Caroline Grandjean, une institutrice de 42 ans, s'est suicidée le 1er septembre 2025 dans le Cantal, après avoir subi un harcèlement lié à son homosexualité depuis septembre 2023. Des inscriptions injurieuses comme « sale gouine » et « gouine = pédophile » avaient été trouvées sur les murs de son école à Moussages, un village de 200 habitants. Une enquête judiciaire ouverte à l'époque a été classée sans suite en mars 2025, faute de nouveaux éléments, selon le parquet.
En arrêt maladie, l'enseignante avait été proposée pour un poste à proximité pour la rentrée, mais n'avait pas pu reprendre son travail. Son épouse, Christine Grandjean-Paccoud, a déposé plainte contre l'éducation nationale pour harcèlement.

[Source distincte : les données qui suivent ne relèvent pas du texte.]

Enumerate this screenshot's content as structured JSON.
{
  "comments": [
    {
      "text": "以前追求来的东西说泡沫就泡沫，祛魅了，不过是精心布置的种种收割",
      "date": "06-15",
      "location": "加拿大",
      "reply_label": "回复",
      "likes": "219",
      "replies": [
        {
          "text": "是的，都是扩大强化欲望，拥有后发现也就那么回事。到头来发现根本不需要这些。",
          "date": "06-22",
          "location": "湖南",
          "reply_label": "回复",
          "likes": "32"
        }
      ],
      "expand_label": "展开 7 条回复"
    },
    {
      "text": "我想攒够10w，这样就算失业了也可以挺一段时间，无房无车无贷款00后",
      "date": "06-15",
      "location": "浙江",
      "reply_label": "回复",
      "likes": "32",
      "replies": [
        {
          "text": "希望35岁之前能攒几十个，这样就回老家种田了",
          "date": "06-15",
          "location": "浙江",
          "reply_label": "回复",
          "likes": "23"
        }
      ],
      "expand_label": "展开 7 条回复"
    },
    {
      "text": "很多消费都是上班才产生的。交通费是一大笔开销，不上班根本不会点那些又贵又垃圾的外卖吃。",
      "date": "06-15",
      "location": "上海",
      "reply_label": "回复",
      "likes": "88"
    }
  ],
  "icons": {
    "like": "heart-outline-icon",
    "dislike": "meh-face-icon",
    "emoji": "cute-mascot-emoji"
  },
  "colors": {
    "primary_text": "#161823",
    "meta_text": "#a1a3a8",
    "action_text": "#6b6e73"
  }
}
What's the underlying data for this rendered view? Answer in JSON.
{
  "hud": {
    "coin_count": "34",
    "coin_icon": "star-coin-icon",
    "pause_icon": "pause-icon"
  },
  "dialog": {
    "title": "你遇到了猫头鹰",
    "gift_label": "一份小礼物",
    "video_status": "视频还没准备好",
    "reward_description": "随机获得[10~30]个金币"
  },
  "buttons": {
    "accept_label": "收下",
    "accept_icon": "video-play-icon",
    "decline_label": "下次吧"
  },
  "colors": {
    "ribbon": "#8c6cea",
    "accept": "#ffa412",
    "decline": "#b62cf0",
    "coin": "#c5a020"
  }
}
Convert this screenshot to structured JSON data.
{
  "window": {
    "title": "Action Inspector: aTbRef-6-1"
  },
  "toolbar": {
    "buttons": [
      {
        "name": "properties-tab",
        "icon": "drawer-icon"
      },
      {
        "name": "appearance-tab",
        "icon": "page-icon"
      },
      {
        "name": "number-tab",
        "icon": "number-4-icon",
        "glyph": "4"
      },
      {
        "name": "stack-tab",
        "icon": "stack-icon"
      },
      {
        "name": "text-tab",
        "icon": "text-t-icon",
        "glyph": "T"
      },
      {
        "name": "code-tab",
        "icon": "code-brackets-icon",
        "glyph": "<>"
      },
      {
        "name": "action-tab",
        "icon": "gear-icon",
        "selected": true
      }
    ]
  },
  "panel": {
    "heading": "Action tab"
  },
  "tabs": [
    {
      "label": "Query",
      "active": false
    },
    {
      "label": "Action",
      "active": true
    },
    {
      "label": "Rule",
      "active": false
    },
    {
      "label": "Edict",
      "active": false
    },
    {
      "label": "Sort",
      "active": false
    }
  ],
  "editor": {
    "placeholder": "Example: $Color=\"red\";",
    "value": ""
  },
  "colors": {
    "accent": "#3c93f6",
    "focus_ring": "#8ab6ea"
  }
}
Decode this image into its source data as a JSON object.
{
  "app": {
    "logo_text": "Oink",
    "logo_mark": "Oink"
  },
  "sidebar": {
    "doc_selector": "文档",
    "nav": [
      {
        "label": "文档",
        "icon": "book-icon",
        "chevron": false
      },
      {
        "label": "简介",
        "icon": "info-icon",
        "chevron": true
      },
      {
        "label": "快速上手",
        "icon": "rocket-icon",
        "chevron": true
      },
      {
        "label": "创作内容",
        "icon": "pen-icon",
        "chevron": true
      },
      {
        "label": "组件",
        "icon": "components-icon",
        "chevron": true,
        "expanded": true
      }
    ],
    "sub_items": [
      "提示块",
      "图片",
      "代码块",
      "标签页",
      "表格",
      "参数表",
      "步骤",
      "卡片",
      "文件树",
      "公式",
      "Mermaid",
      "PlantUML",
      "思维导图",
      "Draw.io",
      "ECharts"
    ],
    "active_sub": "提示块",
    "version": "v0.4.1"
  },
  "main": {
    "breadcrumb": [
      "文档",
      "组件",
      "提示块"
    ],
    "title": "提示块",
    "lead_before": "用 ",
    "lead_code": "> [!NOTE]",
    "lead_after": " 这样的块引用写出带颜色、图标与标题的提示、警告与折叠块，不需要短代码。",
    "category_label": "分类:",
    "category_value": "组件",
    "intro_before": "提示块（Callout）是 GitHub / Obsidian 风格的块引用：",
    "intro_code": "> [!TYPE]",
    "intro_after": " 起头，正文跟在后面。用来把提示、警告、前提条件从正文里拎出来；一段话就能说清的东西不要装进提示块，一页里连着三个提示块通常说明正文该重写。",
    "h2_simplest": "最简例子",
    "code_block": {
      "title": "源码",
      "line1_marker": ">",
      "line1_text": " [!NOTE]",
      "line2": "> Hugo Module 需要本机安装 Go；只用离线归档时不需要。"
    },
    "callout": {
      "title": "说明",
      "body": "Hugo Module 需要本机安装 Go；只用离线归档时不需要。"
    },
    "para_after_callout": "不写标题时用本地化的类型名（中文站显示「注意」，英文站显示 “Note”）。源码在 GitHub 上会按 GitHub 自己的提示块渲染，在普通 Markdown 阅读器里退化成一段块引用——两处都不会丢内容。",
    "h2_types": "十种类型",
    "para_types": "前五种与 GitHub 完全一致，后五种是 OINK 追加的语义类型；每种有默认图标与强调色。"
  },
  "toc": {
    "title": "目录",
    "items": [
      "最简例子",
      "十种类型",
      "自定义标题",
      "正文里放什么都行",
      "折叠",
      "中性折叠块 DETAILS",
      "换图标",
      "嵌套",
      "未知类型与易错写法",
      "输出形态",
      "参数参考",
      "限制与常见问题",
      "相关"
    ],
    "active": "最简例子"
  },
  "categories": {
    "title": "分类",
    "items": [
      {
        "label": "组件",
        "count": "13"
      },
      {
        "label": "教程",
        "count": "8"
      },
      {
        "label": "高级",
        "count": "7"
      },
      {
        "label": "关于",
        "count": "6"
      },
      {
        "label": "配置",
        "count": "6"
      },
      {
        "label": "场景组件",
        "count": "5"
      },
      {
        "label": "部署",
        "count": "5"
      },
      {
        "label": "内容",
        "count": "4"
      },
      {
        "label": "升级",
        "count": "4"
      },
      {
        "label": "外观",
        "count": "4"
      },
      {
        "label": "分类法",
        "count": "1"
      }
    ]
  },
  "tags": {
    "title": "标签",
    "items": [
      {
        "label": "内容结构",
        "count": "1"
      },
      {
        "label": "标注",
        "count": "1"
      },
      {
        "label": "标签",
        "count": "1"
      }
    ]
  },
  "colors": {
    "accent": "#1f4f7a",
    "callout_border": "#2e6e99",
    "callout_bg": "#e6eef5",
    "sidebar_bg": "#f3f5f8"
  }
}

Une enquête administrative, publiée le 6 février 2026, a conclu à une « défaillance institutionnelle dans le soutien » apporté à Caroline Grandjean. Le rapport met en lumière un sentiment d'absence de soutien de l'institution face aux conflits avec certains parents, ainsi que des décisions administratives perçues comme injustes, comme le refus d'une bonification de points liée à son handicap (RQTH) pour sa mobilité.
Interrogé à l'Assemblée nationale le 10 février 2026, le ministre Edouard Geffray a déclaré : « Je ferai une proposition de réparation à Mme Paccoud-Grandjean ». Le ministère a précisé à l'AFP que cela pourrait inclure une compensation financière, avec des discussions à venir entre l'avocat de la veuve et les services concernés.
Le ministre a qualifié la situation de « traitement juridico-administratif, voire bureaucratique, d’une situation dramatique », résultant d'une succession de « microdécisions » sans faute individuelle identifiée. Il a insisté sur la nécessité d'humaniser les procédures administratives dans un ministère employant 1,8 million d'agents.
Christine Grandjean-Paccoud a réagi sur la radio Ici Pays d’Auvergne : « Cette compensation financière, je la reçois comme ‘on va lui donner des sous à cette petite dame, et peut-être qu’elle va s’arrêter’. L’argent, c’est tellement rien à côté de ce que j’ai perdu. Ce n’est pas avec de l’argent qu’on va me faire taire. Je hurlerai jusqu’à ce que les responsables soient reconnus ».